[Sherpa Logo]

Sherpa 3.4 Homepage
Sherpa 4.1 Homepage
Analysis Threads: Sherpa; General; ChaRT
Help Pages (AHELP)
Statistics
Optimization Methods
Documents: Publications
Scripts
FAQ
Bugs
Release Notes
CXC Links: CIAO (Data Analysis); Astrostatistics Collaboration
Site Map

News Previous Items

11 Nov 2008

These are the webpages relative to Sherpa in the CIAO 3.4 release (18 December 2006). They are no longer actively updated, however the CXC will continue limited support of CIAO 3.4 for the near future.

15 Dec 2008

The newest version of the Chandra Interactive Analysis of Observations software, is CIAO 4.1, released on 15 December 2008. Read the release notes for detailed information. This release requires that CALDB 4.1.0 be installed for the software to work correctly.

Sherpa Statistics

The following statistics are available in Sherpa:

BAYES
CASH
χ² statistics:
CSTAT
USERSTAT

BAYES

A Bayesian maximum likelihood function.

In conventional fits involving background data, it is the best-fit background model amplitude in bin i, B_i, that is used when one attempts to ascertain the source model amplitude S_i. While this is the most probable value of B_i, it is not the only possible value, and S_i may change if all possible values of B_i, weighted by their likelihood, are taken into account. This can be done using Bayes' Theorem. Below, we assume familiarity with the basics of Bayesian statistical methodology; a reader who is not familiar with these basics should consult, e.g., the review text by Loredo (1992, Statistical Challenges in Modern Astronomy, ed. Feigelson & Babu, 275).

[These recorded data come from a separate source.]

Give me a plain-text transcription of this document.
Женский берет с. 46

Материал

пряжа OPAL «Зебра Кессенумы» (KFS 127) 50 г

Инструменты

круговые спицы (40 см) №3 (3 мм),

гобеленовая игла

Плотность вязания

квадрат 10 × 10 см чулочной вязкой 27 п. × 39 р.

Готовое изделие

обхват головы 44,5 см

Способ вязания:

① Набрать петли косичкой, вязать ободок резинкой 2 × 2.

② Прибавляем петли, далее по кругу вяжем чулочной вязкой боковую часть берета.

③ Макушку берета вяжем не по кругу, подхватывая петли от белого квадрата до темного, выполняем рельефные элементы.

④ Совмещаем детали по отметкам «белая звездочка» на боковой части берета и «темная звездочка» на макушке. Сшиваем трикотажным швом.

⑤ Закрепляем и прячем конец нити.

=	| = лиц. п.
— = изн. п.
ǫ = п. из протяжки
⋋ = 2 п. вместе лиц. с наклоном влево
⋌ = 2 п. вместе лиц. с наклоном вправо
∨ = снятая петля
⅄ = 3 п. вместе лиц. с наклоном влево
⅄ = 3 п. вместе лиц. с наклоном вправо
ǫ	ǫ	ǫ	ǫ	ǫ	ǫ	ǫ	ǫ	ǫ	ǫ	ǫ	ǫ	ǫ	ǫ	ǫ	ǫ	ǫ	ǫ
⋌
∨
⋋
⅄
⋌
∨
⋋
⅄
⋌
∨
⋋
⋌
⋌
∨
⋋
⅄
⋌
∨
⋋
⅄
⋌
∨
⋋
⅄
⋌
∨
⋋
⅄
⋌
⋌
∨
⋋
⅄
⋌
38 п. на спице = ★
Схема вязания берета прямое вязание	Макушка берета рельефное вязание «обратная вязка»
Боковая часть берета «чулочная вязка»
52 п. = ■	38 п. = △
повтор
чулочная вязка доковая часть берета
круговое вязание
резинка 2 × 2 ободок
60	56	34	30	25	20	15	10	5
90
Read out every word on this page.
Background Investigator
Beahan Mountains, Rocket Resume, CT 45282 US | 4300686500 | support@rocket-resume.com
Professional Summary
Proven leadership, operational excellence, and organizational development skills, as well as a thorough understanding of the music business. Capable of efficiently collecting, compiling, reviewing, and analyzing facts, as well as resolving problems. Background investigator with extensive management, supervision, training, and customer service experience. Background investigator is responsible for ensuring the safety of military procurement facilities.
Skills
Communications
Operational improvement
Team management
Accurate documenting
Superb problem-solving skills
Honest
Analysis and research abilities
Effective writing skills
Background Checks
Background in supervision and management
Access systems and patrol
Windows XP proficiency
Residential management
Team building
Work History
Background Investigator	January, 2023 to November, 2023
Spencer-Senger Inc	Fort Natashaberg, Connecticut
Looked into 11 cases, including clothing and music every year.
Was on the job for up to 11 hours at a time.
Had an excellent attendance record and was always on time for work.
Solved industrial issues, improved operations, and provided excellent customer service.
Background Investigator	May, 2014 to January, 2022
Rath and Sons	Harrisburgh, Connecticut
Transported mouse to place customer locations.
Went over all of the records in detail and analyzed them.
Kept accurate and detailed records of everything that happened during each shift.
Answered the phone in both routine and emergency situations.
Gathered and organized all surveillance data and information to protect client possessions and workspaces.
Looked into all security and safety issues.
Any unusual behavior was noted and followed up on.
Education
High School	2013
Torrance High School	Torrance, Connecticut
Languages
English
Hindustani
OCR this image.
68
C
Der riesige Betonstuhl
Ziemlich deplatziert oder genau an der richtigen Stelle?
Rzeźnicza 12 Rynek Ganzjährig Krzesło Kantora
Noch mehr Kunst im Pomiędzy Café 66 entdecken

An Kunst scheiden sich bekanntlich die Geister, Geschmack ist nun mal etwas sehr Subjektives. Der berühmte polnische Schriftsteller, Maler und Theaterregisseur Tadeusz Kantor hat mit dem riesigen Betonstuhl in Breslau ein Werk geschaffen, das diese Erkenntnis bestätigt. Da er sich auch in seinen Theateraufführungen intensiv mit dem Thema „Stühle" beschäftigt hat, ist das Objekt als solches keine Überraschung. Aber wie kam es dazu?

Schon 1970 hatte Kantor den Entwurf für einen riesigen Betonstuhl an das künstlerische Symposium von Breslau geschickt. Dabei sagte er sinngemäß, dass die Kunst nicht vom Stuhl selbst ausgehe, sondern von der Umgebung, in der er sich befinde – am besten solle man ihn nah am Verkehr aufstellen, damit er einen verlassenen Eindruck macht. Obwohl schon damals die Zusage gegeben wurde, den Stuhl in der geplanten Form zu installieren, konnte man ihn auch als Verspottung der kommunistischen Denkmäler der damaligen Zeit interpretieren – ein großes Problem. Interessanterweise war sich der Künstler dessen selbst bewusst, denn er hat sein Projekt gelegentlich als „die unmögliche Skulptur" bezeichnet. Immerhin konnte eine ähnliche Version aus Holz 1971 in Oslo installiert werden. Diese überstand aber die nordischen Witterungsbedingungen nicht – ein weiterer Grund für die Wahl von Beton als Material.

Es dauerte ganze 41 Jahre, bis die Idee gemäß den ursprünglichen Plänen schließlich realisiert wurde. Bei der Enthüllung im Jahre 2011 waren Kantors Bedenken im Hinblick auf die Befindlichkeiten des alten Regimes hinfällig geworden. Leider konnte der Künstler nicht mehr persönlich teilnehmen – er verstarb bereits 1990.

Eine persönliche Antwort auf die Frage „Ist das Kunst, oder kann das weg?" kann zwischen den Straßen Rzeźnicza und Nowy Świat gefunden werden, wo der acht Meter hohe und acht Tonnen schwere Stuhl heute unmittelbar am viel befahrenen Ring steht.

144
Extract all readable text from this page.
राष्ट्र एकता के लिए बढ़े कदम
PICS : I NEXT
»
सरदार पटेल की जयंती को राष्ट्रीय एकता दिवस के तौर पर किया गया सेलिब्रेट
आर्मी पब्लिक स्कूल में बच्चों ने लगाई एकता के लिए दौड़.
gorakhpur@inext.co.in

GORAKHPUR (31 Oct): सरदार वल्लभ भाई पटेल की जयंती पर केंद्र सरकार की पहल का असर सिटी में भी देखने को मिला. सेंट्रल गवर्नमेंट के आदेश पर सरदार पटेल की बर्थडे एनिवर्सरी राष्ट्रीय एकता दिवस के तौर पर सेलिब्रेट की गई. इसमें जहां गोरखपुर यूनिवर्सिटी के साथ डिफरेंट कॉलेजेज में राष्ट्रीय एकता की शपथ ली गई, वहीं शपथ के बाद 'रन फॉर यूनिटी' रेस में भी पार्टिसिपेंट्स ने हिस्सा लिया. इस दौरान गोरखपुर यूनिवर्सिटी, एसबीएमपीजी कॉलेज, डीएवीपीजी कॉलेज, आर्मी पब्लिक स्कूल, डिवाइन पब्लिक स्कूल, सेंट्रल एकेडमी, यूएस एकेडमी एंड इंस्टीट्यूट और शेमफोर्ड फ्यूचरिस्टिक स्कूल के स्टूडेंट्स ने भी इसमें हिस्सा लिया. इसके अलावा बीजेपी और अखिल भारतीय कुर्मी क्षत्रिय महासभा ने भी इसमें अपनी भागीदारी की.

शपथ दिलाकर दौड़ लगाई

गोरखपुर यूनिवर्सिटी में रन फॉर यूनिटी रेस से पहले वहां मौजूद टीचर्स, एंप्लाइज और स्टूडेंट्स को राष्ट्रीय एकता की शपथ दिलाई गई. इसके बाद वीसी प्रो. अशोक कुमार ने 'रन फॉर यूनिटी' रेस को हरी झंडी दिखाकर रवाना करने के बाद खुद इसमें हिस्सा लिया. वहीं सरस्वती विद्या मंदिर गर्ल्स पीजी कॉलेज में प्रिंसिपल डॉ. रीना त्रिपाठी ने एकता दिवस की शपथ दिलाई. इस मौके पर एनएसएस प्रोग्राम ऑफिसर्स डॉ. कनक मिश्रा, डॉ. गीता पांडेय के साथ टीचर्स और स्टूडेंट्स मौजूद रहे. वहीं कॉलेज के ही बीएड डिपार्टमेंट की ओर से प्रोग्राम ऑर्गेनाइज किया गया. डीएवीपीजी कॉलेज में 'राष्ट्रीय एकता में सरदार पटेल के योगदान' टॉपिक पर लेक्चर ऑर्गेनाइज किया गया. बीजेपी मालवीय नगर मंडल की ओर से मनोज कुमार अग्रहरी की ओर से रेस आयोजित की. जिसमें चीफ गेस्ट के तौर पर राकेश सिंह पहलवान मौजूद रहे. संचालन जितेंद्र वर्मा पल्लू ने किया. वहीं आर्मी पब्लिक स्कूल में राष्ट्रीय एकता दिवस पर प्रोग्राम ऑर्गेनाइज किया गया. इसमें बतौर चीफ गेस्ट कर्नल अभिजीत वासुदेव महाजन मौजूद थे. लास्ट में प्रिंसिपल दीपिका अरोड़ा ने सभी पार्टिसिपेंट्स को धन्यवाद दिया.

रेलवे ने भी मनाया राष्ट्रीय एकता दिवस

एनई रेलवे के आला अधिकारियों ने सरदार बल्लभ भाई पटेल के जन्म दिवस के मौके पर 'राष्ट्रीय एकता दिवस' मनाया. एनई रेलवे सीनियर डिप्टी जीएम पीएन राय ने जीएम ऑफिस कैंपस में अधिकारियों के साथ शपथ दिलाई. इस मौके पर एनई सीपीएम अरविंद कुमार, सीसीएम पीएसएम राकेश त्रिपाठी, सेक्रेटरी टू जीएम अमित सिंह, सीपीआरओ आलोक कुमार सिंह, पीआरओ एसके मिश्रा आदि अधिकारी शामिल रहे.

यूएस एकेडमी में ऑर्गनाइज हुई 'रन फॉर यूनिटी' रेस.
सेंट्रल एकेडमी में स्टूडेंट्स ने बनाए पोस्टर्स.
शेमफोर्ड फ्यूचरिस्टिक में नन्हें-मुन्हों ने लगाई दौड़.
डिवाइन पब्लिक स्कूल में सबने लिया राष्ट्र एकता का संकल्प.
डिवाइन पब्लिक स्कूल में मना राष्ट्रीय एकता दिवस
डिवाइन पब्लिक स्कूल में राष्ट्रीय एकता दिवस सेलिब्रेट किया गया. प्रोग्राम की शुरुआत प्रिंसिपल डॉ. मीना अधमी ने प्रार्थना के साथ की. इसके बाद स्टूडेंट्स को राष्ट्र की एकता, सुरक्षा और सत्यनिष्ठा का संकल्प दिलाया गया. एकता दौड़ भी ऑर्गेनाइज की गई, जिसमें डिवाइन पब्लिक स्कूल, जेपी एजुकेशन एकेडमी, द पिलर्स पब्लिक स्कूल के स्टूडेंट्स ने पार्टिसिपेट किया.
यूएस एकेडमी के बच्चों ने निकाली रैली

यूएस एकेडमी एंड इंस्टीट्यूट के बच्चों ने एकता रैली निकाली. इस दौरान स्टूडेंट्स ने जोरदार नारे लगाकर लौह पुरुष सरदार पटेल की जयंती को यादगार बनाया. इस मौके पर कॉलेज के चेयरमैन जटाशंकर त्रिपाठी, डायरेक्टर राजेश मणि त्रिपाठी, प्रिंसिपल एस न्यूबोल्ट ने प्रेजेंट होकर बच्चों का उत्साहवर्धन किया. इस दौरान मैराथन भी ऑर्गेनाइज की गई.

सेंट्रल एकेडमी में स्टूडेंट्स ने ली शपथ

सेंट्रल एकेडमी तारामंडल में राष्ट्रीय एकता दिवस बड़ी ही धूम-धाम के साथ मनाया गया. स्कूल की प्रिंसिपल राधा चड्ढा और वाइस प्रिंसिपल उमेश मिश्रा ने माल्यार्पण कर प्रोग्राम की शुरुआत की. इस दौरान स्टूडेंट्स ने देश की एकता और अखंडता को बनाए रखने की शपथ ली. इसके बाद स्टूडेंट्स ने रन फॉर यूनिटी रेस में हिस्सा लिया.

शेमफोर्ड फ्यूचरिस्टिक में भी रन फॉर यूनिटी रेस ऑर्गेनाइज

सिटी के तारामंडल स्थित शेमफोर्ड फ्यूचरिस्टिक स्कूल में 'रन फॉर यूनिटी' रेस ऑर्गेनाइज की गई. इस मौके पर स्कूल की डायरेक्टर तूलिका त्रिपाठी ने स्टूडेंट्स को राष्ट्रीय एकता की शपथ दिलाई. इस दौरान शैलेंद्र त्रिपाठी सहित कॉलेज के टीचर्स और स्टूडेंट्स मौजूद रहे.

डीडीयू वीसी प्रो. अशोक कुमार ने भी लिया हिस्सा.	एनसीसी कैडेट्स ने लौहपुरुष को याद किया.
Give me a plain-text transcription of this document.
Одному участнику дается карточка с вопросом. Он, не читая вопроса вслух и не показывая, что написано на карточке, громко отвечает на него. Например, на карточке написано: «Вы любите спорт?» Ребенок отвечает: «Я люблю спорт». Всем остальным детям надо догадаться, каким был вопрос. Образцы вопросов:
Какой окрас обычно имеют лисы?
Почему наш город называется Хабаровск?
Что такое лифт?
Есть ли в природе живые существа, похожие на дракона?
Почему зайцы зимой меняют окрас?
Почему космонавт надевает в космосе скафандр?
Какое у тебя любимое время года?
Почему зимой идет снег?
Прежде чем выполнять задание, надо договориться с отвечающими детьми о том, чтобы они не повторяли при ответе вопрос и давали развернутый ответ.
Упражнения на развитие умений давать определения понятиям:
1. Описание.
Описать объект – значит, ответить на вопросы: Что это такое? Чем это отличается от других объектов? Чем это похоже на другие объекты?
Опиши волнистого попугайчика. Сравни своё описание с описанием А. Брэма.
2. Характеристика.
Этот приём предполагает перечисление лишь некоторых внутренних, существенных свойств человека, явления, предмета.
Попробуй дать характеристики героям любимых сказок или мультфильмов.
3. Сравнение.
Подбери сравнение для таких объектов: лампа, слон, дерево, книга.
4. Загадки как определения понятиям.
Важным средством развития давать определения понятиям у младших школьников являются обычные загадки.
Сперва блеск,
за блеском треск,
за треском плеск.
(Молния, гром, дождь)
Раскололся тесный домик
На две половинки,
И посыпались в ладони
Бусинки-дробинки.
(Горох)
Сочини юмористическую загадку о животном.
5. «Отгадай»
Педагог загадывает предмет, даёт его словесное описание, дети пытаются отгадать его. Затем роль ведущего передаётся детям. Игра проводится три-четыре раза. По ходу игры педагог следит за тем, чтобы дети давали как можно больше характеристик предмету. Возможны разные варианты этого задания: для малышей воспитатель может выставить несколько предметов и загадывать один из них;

For simplicity, assume that there are two fitting regions (in time, space, or both), denoted "off-source" and "on-source," with N_i,B and N_i,S counts respectively. Counts are sampled from the Poisson distribution, and the best way to assess the quality of model fits is the use the Poisson likelihood function. Within the on-source region, the Poisson likelihood of the sum S_i+B_i is

p[N(i,S) | S(i),B(i)] = [ [S(i)+B(i)]^N(i,S)/N(i,S)! ] * exp[-S(i)-B(i)] .

We can relate this likelihood to the Bayesian posterior density for S_i and B_i using Bayes' Theorem:

p[S(i),B(i) | N(i,S)] = p[S(i)|B(i)] * p[B(i)] * p[N(i,S) | S(i),B(i)] / p[D] .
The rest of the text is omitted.